A NECESSARY DIGRESSION

A few pages back I asserted that an individual who works hard under institutions of private property gets most of the benefit. This is directly contrary to socialist ideas about exploitation, which I discuss in Chapter 8. It also contradicts the common belief that when an individual becomes more productive, most of the benefit goes to others. This belief is behind much of the public support for state-supported schooling, government subsidies to individual firms, and the like. It would require a fair-sized economics text to deal thoroughly with this question (I suggest several in Appendices I and II), but a careful examination of a single example may make it easier for the reader to think out the logic of other examples for himself.

Suppose there are one hundred physicians, each charging $10 for a visit. At that price the number of visits patients wish to make to doctors is the same as the number the doctors wish to have made. If that were not the case — if, for instance, there were people willing to pay $10 for a visit but the doctors were booked up — the price would change. Doctors would be able to raise their prices and still keep their appointment books filled. At a higher price, some customers would decide to visit doctors less often. The demand for medical services would fall with rising price until it was equal to the amount of service the doctors were willing to supply at that price.

I decide to become the hundred and first physician. The total supply of medical services is increased. The price at which supply equals demand falls; doctors get only $9.90 per visit.

Have I greatly benefited society in general? No. Consider the visits to doctors that would have occurred without me. For each of these, the patient is now ten cents richer but the doctor is ten cents poorer; on net, people are no better off. Consider the extra visits to doctors that people make because of the lower price. These people must have considered an extra visit to the doctor worth less than $10 or they would have made it at the old price. They must consider it worth more than $9.90 or they would not make it at the new price. Therefore the patients profit on the extra visits by between zero and ten cents per extra visit — the difference between what they pay for it and the value they place on it. But I, the new doctor providing the extra service, make $9.90 for each visit, thus getting most of the benefit from what I produce. In effect, I produce a service worth between $9.90 and $10 and sell it for $9.90.

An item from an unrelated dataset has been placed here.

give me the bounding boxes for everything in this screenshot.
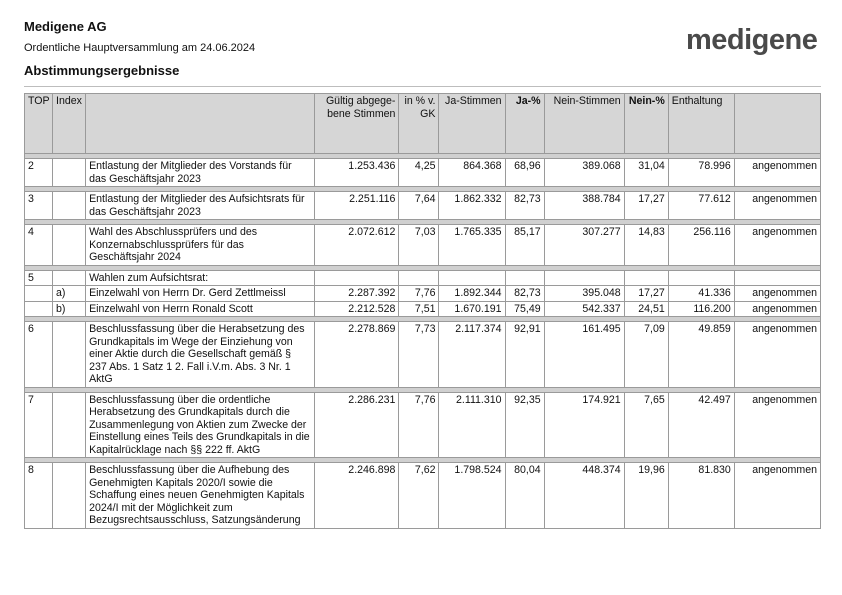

If the total number of physicians were much larger than one hundred (as it is), the decrease in the price of a visit resulting from the addition of one more physician would be far lower. The closer this change is to zero, the nearer the new doctor comes to getting 100 percent of what he produces.

As this example suggests, the essential error in the idea that the benefit of one person’s productivity goes mainly to others is that it ignores the income the productive person gets. In a well-functioning private-property society, the amount for which a person can sell what he produces with his labor corresponds closely to the real value of that product to the people who consume it.

This argument depends on my accepting what the patient is willing to pay as the true value to him of what he is getting, a principle that economists call ‘consumer sovereignty’. Suppose that I reject that principle. I believe that most people stupidly underestimate the importance of staying healthy and that a man who is only willing to pay $10 to visit the doctor is really getting something worth $20. I conclude that a doctor receives only half as much as he produces.

The argument works the other way as well. If I believe that sitting at a bar getting drunk is an idiotic way to spend an evening, I conclude that bartenders are paid far more than they are really worth. In both cases, my belief that someone produces more or less than he is paid comes from my refusal to accept the judgment of the person who uses the product as to the value of what he is getting. Naturally, the socialist or the bluenose always assumes that if the state decides what people should want, it will, since his values are right, decide his way.

No such argument can imply that everyone who produces is underpaid, for that would mean that people underestimate the value of everything. But each thing is valued in terms of other things; money is merely a convenient intermediary. If I think a visit to the doctor is worth only $10, I mean it is worth only as much as the other things I could buy with that amount. If I am undervaluing the doctor’s visit, I must be overvaluing the other things.